The Consumer Financial Protection Bureau (CFPB) has announced rules related to threshold adjustments for mortgage loan appraisals, consumer credit transactions and consumer lease transactions.
All three threshold adjustments will increase, effective Jan. 1, 2025.
The exemption threshold for special appraisal requirements for “higher-priced mortgage loans” or HPMLs under Section 129H of the Truth in Lending Act (TILA) will increase from $32,400 to $33,500, the CFPB said in a Tuesday (Oct. 15) press release.
That adjustment results from a joint rulemaking made by the CFPB, the Federal Reserve Board and the Office of the Comptroller of the Currency (OCC), according to the release.
The exemption threshold for consumer credit transactions under the TILA, as amended by the Dodd-Frank Act, will increase from $69,500 to $71,900, according to another Tuesday press release.
This adjustment comes from a joint rulemaking between the CFPB and the Federal Reserve Board, the release said.
The exemption threshold for consumer leasing under the Consumer Leasing Act (CLA), as amended by the Dodd-Frank Act, will increase from $69,500 to $71,900, according to a third Tuesday press release.
This adjustment comes from another joint rulemaking between the CFPB and the Federal Reserve Board.
All three adjustments are based on the annual percentage increase in the Consumer Price Index for Urban Wage Earners and Clerical Workers (CPI-W) as of June 1, 2024, per the release.
In another, separate action, the CFPB said Thursday (Oct. 10) that it has barred dispute resolution platform Ejudicate from arbitrating disputes about consumer financial products.
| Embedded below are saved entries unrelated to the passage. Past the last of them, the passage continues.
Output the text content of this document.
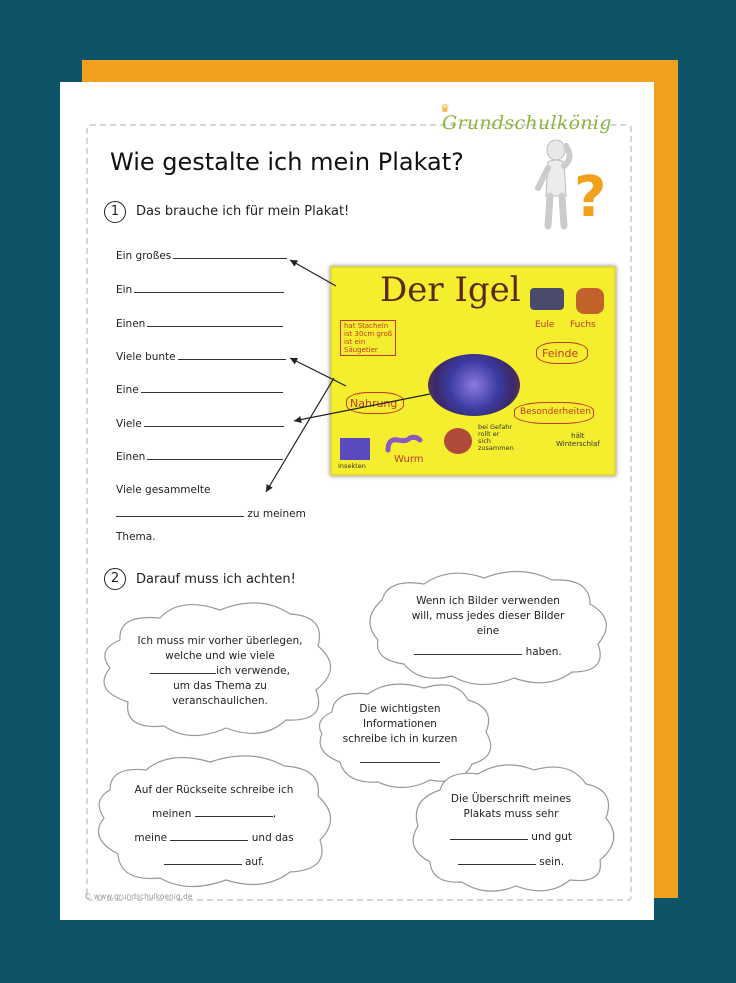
♛
Grundschulkönig
Wie gestalte ich mein Plakat?
?
1	Das brauche ich für mein Plakat!
Ein großes
Ein
Einen
Viele bunte
Eine
Viele
Einen
Viele gesammelte
zu meinem
Thema.
Der Igel
Eule Fuchs
Feinde
hat Stacheln
ist 30cm groß
ist ein
Säugetier
Nahrung
Besonderheiten
hält
Winterschlaf
bei Gefahr
rollt er
sich
zusammen
Insekten
Wurm
2	Darauf muss ich achten!
Ich muss mir vorher überlegen,
welche und wie viele
ich verwende,
um das Thema zu
veranschaulichen.
Wenn ich Bilder verwenden
will, muss jedes dieser Bilder
eine
haben.
Die wichtigsten
Informationen
schreibe ich in kurzen
Auf der Rückseite schreibe ich
meinen	,
meine	und das
auf.
Die Überschrift meines
Plakats muss sehr
und gut
sein.
© www.grundschulkoenig.de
The ban came after the CFPB found that the company had misled student loan borrowers about its neutrality and undertook “sham” arbitration proceedings.
“Arbitration outfits cannot rig the process against consumers to enrich their corporate clients,” CFPB Director Rohit Chopra said in a press release announcing the decision.
On Oct. 7, the CFPB said it is taking action against improper automobile repossessions after finding cases of lenders repossessing cars after borrowers have made payments or gotten extensions on their loans; subprime lenders charging customers for optional add-on products that the buyers didn’t purchase; and loan servicers misallocating borrowers’ auto loan payments.